PUBLISHER: Frost & Sullivan | PRODUCT CODE: 1540729
PUBLISHER: Frost & Sullivan | PRODUCT CODE: 1540729
AI Chipsets and Compound Semiconductors Will Play a Transformational Role, Enabling the Operational and Economic Targets of Next-gen Cellular Wireless Technology
Wireless communication systems rely on semiconductor components, such as PAs, LNAs, and transceivers (together known as RF FEMs), to process signals to and from the radio unit (RU), baseband unit (BBU), and the network core to ensure customers receive the radio signals that carry the data and services.
The communication system relies on other semiconductor components, such as antenna integrated circuits (ICs), envelope trackers, microprocessors, analog devices, and optical components, to process signals as necessary. The type of semiconductors that wireless telecom communication uses has not changed much with the 2G to 5G evolution of technologies. However, the semiconductor components' performance requirements have increased. Hence, the designs, materials, manufacturing, and packaging technologies have evolved with each new wireless communication generation.

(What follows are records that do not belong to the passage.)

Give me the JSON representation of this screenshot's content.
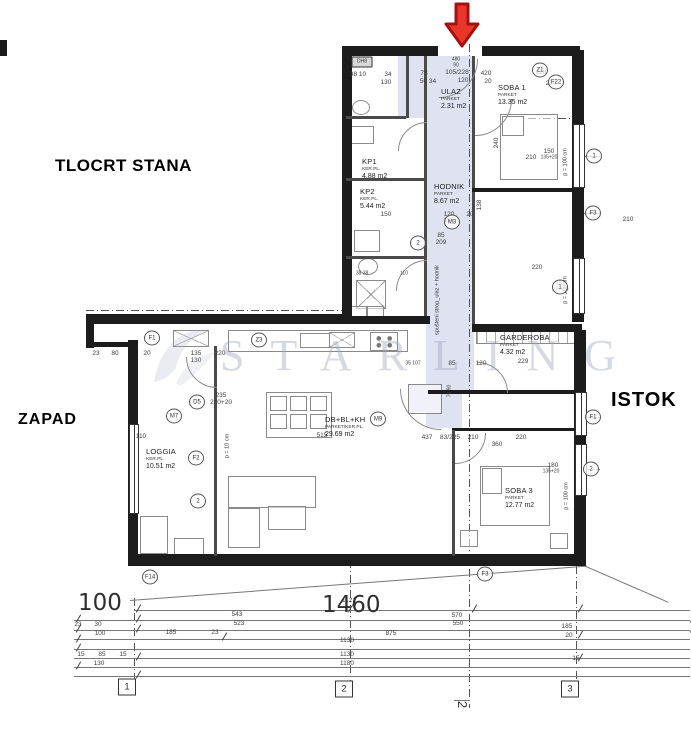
{
  "labels": {
    "plan_title": "TLOCRT STANA",
    "west": "ZAPAD",
    "east": "ISTOK"
  },
  "watermark": {
    "text": "STARLING"
  },
  "section": {
    "label": "2"
  },
  "bottom": {
    "total_left": "100",
    "total_main": "1460"
  },
  "colors": {
    "wall": "#1c1c1c",
    "hallway": "#dfe2f1",
    "arrow_fill": "#e8362a",
    "arrow_stroke": "#a31210",
    "watermark": "rgba(158,165,185,0.42)"
  },
  "plan": {
    "rooms": [
      {
        "name": "ULAZ",
        "material": "PARKET",
        "area": "2.31 m2",
        "x": 441,
        "y": 88
      },
      {
        "name": "SOBA 1",
        "material": "PARKET",
        "area": "13.35 m2",
        "x": 498,
        "y": 84
      },
      {
        "name": "KP1",
        "material": "KER.PL.",
        "area": "4.88 m2",
        "x": 362,
        "y": 158
      },
      {
        "name": "KP2",
        "material": "KER.PL.",
        "area": "5.44 m2",
        "x": 360,
        "y": 188
      },
      {
        "name": "HODNIK",
        "material": "PARKET",
        "area": "8.67 m2",
        "x": 434,
        "y": 183
      },
      {
        "name": "GARDEROBA",
        "material": "PARKET",
        "area": "4.32 m2",
        "x": 500,
        "y": 334
      },
      {
        "name": "LOGGIA",
        "material": "KER.PL.",
        "area": "10.51 m2",
        "x": 146,
        "y": 448
      },
      {
        "name": "DB+BL+KH",
        "material": "PARKET/KER.PL.",
        "area": "29.69 m2",
        "x": 325,
        "y": 416
      },
      {
        "name": "SOBA 3",
        "material": "PARKET",
        "area": "12.77 m2",
        "x": 505,
        "y": 487
      }
    ],
    "markers": [
      {
        "t": "DH8",
        "x": 362,
        "y": 62,
        "shape": "r"
      },
      {
        "t": "Z1",
        "x": 540,
        "y": 70
      },
      {
        "t": "F22",
        "x": 556,
        "y": 82
      },
      {
        "t": "1",
        "x": 594,
        "y": 156
      },
      {
        "t": "F3",
        "x": 593,
        "y": 213
      },
      {
        "t": "1",
        "x": 560,
        "y": 287
      },
      {
        "t": "2",
        "x": 418,
        "y": 243
      },
      {
        "t": "M3",
        "x": 452,
        "y": 222
      },
      {
        "t": "Z3",
        "x": 259,
        "y": 340
      },
      {
        "t": "F1",
        "x": 152,
        "y": 338
      },
      {
        "t": "D5",
        "x": 197,
        "y": 402
      },
      {
        "t": "M7",
        "x": 174,
        "y": 416
      },
      {
        "t": "M9",
        "x": 378,
        "y": 419
      },
      {
        "t": "F2",
        "x": 196,
        "y": 458
      },
      {
        "t": "2",
        "x": 198,
        "y": 501
      },
      {
        "t": "F1",
        "x": 593,
        "y": 417
      },
      {
        "t": "2",
        "x": 591,
        "y": 469
      },
      {
        "t": "F3",
        "x": 485,
        "y": 574
      },
      {
        "t": "F14",
        "x": 150,
        "y": 577
      },
      {
        "t": "1",
        "x": 127,
        "y": 687,
        "shape": "g"
      },
      {
        "t": "2",
        "x": 344,
        "y": 689,
        "shape": "g"
      },
      {
        "t": "3",
        "x": 570,
        "y": 689,
        "shape": "g"
      }
    ],
    "dims": [
      {
        "t": "38 10",
        "x": 358,
        "y": 75
      },
      {
        "t": "34",
        "x": 388,
        "y": 75
      },
      {
        "t": "130",
        "x": 386,
        "y": 83
      },
      {
        "t": "73",
        "x": 424,
        "y": 74
      },
      {
        "t": "50 34",
        "x": 428,
        "y": 82
      },
      {
        "t": "105/228",
        "x": 457,
        "y": 73
      },
      {
        "t": "120",
        "x": 463,
        "y": 81
      },
      {
        "t": "420",
        "x": 486,
        "y": 74
      },
      {
        "t": "20",
        "x": 488,
        "y": 82
      },
      {
        "t": "218",
        "x": 541,
        "y": 73
      },
      {
        "t": "230",
        "x": 551,
        "y": 84
      },
      {
        "t": "480",
        "x": 456,
        "y": 60,
        "s": 5
      },
      {
        "t": "90",
        "x": 456,
        "y": 66,
        "s": 5
      },
      {
        "t": "240",
        "x": 497,
        "y": 143,
        "r": -90
      },
      {
        "t": "210",
        "x": 531,
        "y": 158
      },
      {
        "t": "150",
        "x": 549,
        "y": 152
      },
      {
        "t": "135+20",
        "x": 549,
        "y": 158,
        "s": 5
      },
      {
        "t": "120",
        "x": 449,
        "y": 215
      },
      {
        "t": "196",
        "x": 449,
        "y": 221
      },
      {
        "t": "20",
        "x": 470,
        "y": 215
      },
      {
        "t": "138",
        "x": 480,
        "y": 205,
        "r": -90
      },
      {
        "t": "210",
        "x": 628,
        "y": 220
      },
      {
        "t": "220",
        "x": 537,
        "y": 268
      },
      {
        "t": "150",
        "x": 560,
        "y": 284,
        "s": 5
      },
      {
        "t": "135+20",
        "x": 560,
        "y": 290,
        "s": 5
      },
      {
        "t": "150",
        "x": 386,
        "y": 215
      },
      {
        "t": "85",
        "x": 441,
        "y": 236
      },
      {
        "t": "209",
        "x": 441,
        "y": 243
      },
      {
        "t": "38 38",
        "x": 362,
        "y": 274,
        "s": 5
      },
      {
        "t": "110",
        "x": 404,
        "y": 274,
        "s": 5
      },
      {
        "t": "23",
        "x": 96,
        "y": 354
      },
      {
        "t": "80",
        "x": 115,
        "y": 354
      },
      {
        "t": "20",
        "x": 147,
        "y": 354
      },
      {
        "t": "135",
        "x": 196,
        "y": 354
      },
      {
        "t": "130",
        "x": 196,
        "y": 361
      },
      {
        "t": "220",
        "x": 220,
        "y": 354
      },
      {
        "t": "35 107",
        "x": 413,
        "y": 364,
        "s": 5
      },
      {
        "t": "85",
        "x": 452,
        "y": 364
      },
      {
        "t": "120",
        "x": 481,
        "y": 364
      },
      {
        "t": "229",
        "x": 523,
        "y": 362
      },
      {
        "t": "235",
        "x": 221,
        "y": 396
      },
      {
        "t": "220+20",
        "x": 221,
        "y": 403
      },
      {
        "t": "515",
        "x": 322,
        "y": 436
      },
      {
        "t": "437",
        "x": 427,
        "y": 438
      },
      {
        "t": "83/225",
        "x": 450,
        "y": 438
      },
      {
        "t": "210",
        "x": 473,
        "y": 438
      },
      {
        "t": "360",
        "x": 497,
        "y": 445
      },
      {
        "t": "220",
        "x": 521,
        "y": 438
      },
      {
        "t": "70 90",
        "x": 450,
        "y": 391,
        "r": -90,
        "s": 5
      },
      {
        "t": "180",
        "x": 553,
        "y": 466
      },
      {
        "t": "135+20",
        "x": 551,
        "y": 472,
        "s": 5
      },
      {
        "t": "110",
        "x": 141,
        "y": 437
      },
      {
        "t": "1121",
        "x": 349,
        "y": 601
      },
      {
        "t": "543",
        "x": 237,
        "y": 615
      },
      {
        "t": "570",
        "x": 457,
        "y": 616
      },
      {
        "t": "523",
        "x": 239,
        "y": 624
      },
      {
        "t": "550",
        "x": 458,
        "y": 624
      },
      {
        "t": "23",
        "x": 78,
        "y": 625
      },
      {
        "t": "30",
        "x": 98,
        "y": 625
      },
      {
        "t": "185",
        "x": 171,
        "y": 633
      },
      {
        "t": "23",
        "x": 215,
        "y": 633
      },
      {
        "t": "100",
        "x": 100,
        "y": 634
      },
      {
        "t": "875",
        "x": 391,
        "y": 634
      },
      {
        "t": "185",
        "x": 567,
        "y": 627
      },
      {
        "t": "20",
        "x": 569,
        "y": 636
      },
      {
        "t": "15",
        "x": 81,
        "y": 655
      },
      {
        "t": "85",
        "x": 102,
        "y": 655
      },
      {
        "t": "15",
        "x": 123,
        "y": 655
      },
      {
        "t": "1130",
        "x": 347,
        "y": 641
      },
      {
        "t": "1130",
        "x": 347,
        "y": 655
      },
      {
        "t": "1180",
        "x": 347,
        "y": 664
      },
      {
        "t": "130",
        "x": 99,
        "y": 664
      },
      {
        "t": "15",
        "x": 576,
        "y": 659
      }
    ],
    "vtexts": [
      {
        "t": "spušteni strop_ulaz + hodnik",
        "x": 438,
        "y": 300
      },
      {
        "t": "p = 100 cm",
        "x": 566,
        "y": 162
      },
      {
        "t": "p = 100 cm",
        "x": 566,
        "y": 290
      },
      {
        "t": "p = 100 cm",
        "x": 567,
        "y": 496
      },
      {
        "t": "p = 10 cm",
        "x": 228,
        "y": 446
      }
    ],
    "tints": [
      {
        "x": 426,
        "y": 56,
        "w": 48,
        "h": 338
      },
      {
        "x": 426,
        "y": 394,
        "w": 36,
        "h": 34
      },
      {
        "x": 398,
        "y": 56,
        "w": 28,
        "h": 62
      },
      {
        "x": 408,
        "y": 384,
        "w": 34,
        "h": 28
      }
    ],
    "walls": [
      {
        "x": 342,
        "y": 46,
        "w": 10,
        "h": 278
      },
      {
        "x": 342,
        "y": 46,
        "w": 96,
        "h": 10
      },
      {
        "x": 482,
        "y": 46,
        "w": 98,
        "h": 10
      },
      {
        "x": 572,
        "y": 50,
        "w": 12,
        "h": 272
      },
      {
        "x": 424,
        "y": 56,
        "w": 3,
        "h": 260,
        "cls": "t"
      },
      {
        "x": 472,
        "y": 56,
        "w": 3,
        "h": 134,
        "cls": "t"
      },
      {
        "x": 472,
        "y": 188,
        "w": 108,
        "h": 4
      },
      {
        "x": 472,
        "y": 192,
        "w": 3,
        "h": 136,
        "cls": "t"
      },
      {
        "x": 472,
        "y": 324,
        "w": 110,
        "h": 8
      },
      {
        "x": 428,
        "y": 390,
        "w": 154,
        "h": 4
      },
      {
        "x": 86,
        "y": 314,
        "w": 262,
        "h": 10
      },
      {
        "x": 342,
        "y": 316,
        "w": 88,
        "h": 8
      },
      {
        "x": 86,
        "y": 314,
        "w": 8,
        "h": 34
      },
      {
        "x": 86,
        "y": 342,
        "w": 46,
        "h": 5
      },
      {
        "x": 128,
        "y": 340,
        "w": 10,
        "h": 222
      },
      {
        "x": 128,
        "y": 554,
        "w": 458,
        "h": 12
      },
      {
        "x": 574,
        "y": 330,
        "w": 12,
        "h": 228
      },
      {
        "x": 214,
        "y": 346,
        "w": 3,
        "h": 210,
        "cls": "t"
      },
      {
        "x": 452,
        "y": 428,
        "w": 130,
        "h": 3
      },
      {
        "x": 452,
        "y": 430,
        "w": 3,
        "h": 126,
        "cls": "t"
      },
      {
        "x": 406,
        "y": 56,
        "w": 3,
        "h": 62,
        "cls": "t"
      },
      {
        "x": 346,
        "y": 116,
        "w": 60,
        "h": 3,
        "cls": "t"
      },
      {
        "x": 346,
        "y": 178,
        "w": 80,
        "h": 3,
        "cls": "t"
      },
      {
        "x": 346,
        "y": 256,
        "w": 80,
        "h": 3,
        "cls": "t"
      },
      {
        "x": 0,
        "y": 40,
        "w": 7,
        "h": 16
      }
    ],
    "windows": [
      {
        "x": 573,
        "y": 124,
        "w": 10,
        "h": 62
      },
      {
        "x": 573,
        "y": 258,
        "w": 10,
        "h": 54
      },
      {
        "x": 575,
        "y": 392,
        "w": 10,
        "h": 42
      },
      {
        "x": 575,
        "y": 444,
        "w": 10,
        "h": 50
      },
      {
        "x": 129,
        "y": 424,
        "w": 8,
        "h": 88
      }
    ],
    "furniture": [
      {
        "x": 228,
        "y": 330,
        "w": 178,
        "h": 20
      },
      {
        "x": 300,
        "y": 333,
        "w": 28,
        "h": 13
      },
      {
        "x": 370,
        "y": 332,
        "w": 26,
        "h": 17,
        "cls": "st"
      },
      {
        "x": 173,
        "y": 330,
        "w": 34,
        "h": 15,
        "cls": "x"
      },
      {
        "x": 329,
        "y": 332,
        "w": 24,
        "h": 14,
        "cls": "x"
      },
      {
        "x": 266,
        "y": 392,
        "w": 64,
        "h": 44
      },
      {
        "x": 270,
        "y": 396,
        "w": 15,
        "h": 13
      },
      {
        "x": 290,
        "y": 396,
        "w": 15,
        "h": 13
      },
      {
        "x": 310,
        "y": 396,
        "w": 15,
        "h": 13
      },
      {
        "x": 270,
        "y": 414,
        "w": 15,
        "h": 13
      },
      {
        "x": 290,
        "y": 414,
        "w": 15,
        "h": 13
      },
      {
        "x": 310,
        "y": 414,
        "w": 15,
        "h": 13
      },
      {
        "x": 228,
        "y": 476,
        "w": 86,
        "h": 30
      },
      {
        "x": 228,
        "y": 508,
        "w": 30,
        "h": 38
      },
      {
        "x": 268,
        "y": 506,
        "w": 36,
        "h": 22
      },
      {
        "x": 140,
        "y": 516,
        "w": 26,
        "h": 36
      },
      {
        "x": 174,
        "y": 538,
        "w": 28,
        "h": 16
      },
      {
        "x": 480,
        "y": 466,
        "w": 68,
        "h": 58
      },
      {
        "x": 482,
        "y": 468,
        "w": 18,
        "h": 24
      },
      {
        "x": 460,
        "y": 530,
        "w": 16,
        "h": 15
      },
      {
        "x": 550,
        "y": 533,
        "w": 16,
        "h": 14
      },
      {
        "x": 500,
        "y": 114,
        "w": 56,
        "h": 64
      },
      {
        "x": 502,
        "y": 116,
        "w": 20,
        "h": 18
      },
      {
        "x": 476,
        "y": 330,
        "w": 102,
        "h": 12,
        "cls": "h"
      },
      {
        "x": 408,
        "y": 384,
        "w": 32,
        "h": 28
      },
      {
        "x": 354,
        "y": 230,
        "w": 24,
        "h": 20
      },
      {
        "x": 358,
        "y": 258,
        "w": 18,
        "h": 15,
        "cls": "e"
      },
      {
        "x": 356,
        "y": 280,
        "w": 28,
        "h": 27,
        "cls": "x"
      },
      {
        "x": 350,
        "y": 306,
        "w": 15,
        "h": 13
      },
      {
        "x": 367,
        "y": 306,
        "w": 15,
        "h": 13
      },
      {
        "x": 350,
        "y": 126,
        "w": 22,
        "h": 16
      },
      {
        "x": 352,
        "y": 100,
        "w": 16,
        "h": 13,
        "cls": "e"
      }
    ],
    "arcs": [
      {
        "x": 400,
        "y": 20,
        "d": 76,
        "r": 90
      },
      {
        "x": 438,
        "y": 62,
        "d": 72,
        "r": 90
      },
      {
        "x": 398,
        "y": 122,
        "d": 56,
        "r": 270
      },
      {
        "x": 396,
        "y": 260,
        "d": 60,
        "r": 270
      },
      {
        "x": 400,
        "y": 348,
        "d": 80,
        "r": 180
      },
      {
        "x": 446,
        "y": 362,
        "d": 60,
        "r": 0
      },
      {
        "x": 424,
        "y": 402,
        "d": 60,
        "r": 90
      },
      {
        "x": 186,
        "y": 326,
        "d": 60,
        "r": 180
      }
    ],
    "lines": [
      {
        "x": 469,
        "y": 44,
        "len": 664,
        "vert": true,
        "cls": "dd"
      },
      {
        "x": 86,
        "y": 310,
        "len": 262,
        "cls": "dd"
      },
      {
        "x": 528,
        "y": 118,
        "len": 48,
        "cls": "dd"
      },
      {
        "x": 134,
        "y": 598,
        "len": 92,
        "vert": true,
        "cls": "dd"
      },
      {
        "x": 350,
        "y": 560,
        "len": 130,
        "vert": true,
        "cls": "dd"
      },
      {
        "x": 576,
        "y": 566,
        "len": 124,
        "vert": true,
        "cls": "dd"
      },
      {
        "x": 584,
        "y": 156,
        "len": 16
      },
      {
        "x": 584,
        "y": 213,
        "len": 16
      },
      {
        "x": 584,
        "y": 417,
        "len": 16
      },
      {
        "x": 584,
        "y": 469,
        "len": 16
      },
      {
        "x": 134,
        "y": 610,
        "len": 556
      },
      {
        "x": 74,
        "y": 620,
        "len": 616
      },
      {
        "x": 74,
        "y": 630,
        "len": 616
      },
      {
        "x": 74,
        "y": 639,
        "len": 616
      },
      {
        "x": 74,
        "y": 649,
        "len": 616
      },
      {
        "x": 74,
        "y": 658,
        "len": 616
      },
      {
        "x": 74,
        "y": 667,
        "len": 616
      },
      {
        "x": 74,
        "y": 676,
        "len": 616
      },
      {
        "x": 454,
        "y": 700,
        "len": 16
      },
      {
        "x": 130,
        "y": 600,
        "len": 458,
        "rot": -4.3
      },
      {
        "x": 586,
        "y": 566,
        "len": 90,
        "rot": 23.5
      }
    ],
    "ticks": [
      {
        "x": 134,
        "y": 608
      },
      {
        "x": 346,
        "y": 608
      },
      {
        "x": 576,
        "y": 608
      },
      {
        "x": 470,
        "y": 608
      },
      {
        "x": 74,
        "y": 618
      },
      {
        "x": 134,
        "y": 618
      },
      {
        "x": 688,
        "y": 618
      },
      {
        "x": 74,
        "y": 628
      },
      {
        "x": 134,
        "y": 628
      },
      {
        "x": 688,
        "y": 628
      },
      {
        "x": 220,
        "y": 636
      },
      {
        "x": 74,
        "y": 638
      },
      {
        "x": 74,
        "y": 647
      },
      {
        "x": 134,
        "y": 656
      },
      {
        "x": 74,
        "y": 665
      },
      {
        "x": 134,
        "y": 674
      },
      {
        "x": 576,
        "y": 634
      },
      {
        "x": 576,
        "y": 657
      }
    ]
  }
}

Because 5G wireless technology is in the deployment stage, industry leaders have begun discussions about developing the next-gen wireless technology (6G) and plan to begin early commercialization in 2030. The dawn of 6G will represent a new era of communication that will provide new services beyond data. The study discusses distributed and federated learning at the edge, co-inferencing between edge and core, autonomous functioning of end devices, the development of AI-powered human-centric telecom services, joint communication, computing, sensing, and control, and several other concepts, which represent a transformation from radio access network (RAN) architecture to services.
To develop 6G, industry stakeholders are collaborating to plan the components and building blocks of each sub-technology that will lead to the development of the next-gen wireless technology. Initial stakeholder discussions are leading to an understanding that advanced semiconductors with high-performance capabilities (in computing and RF) will be necessary to enable high-speed data transfer and operate at high frequencies.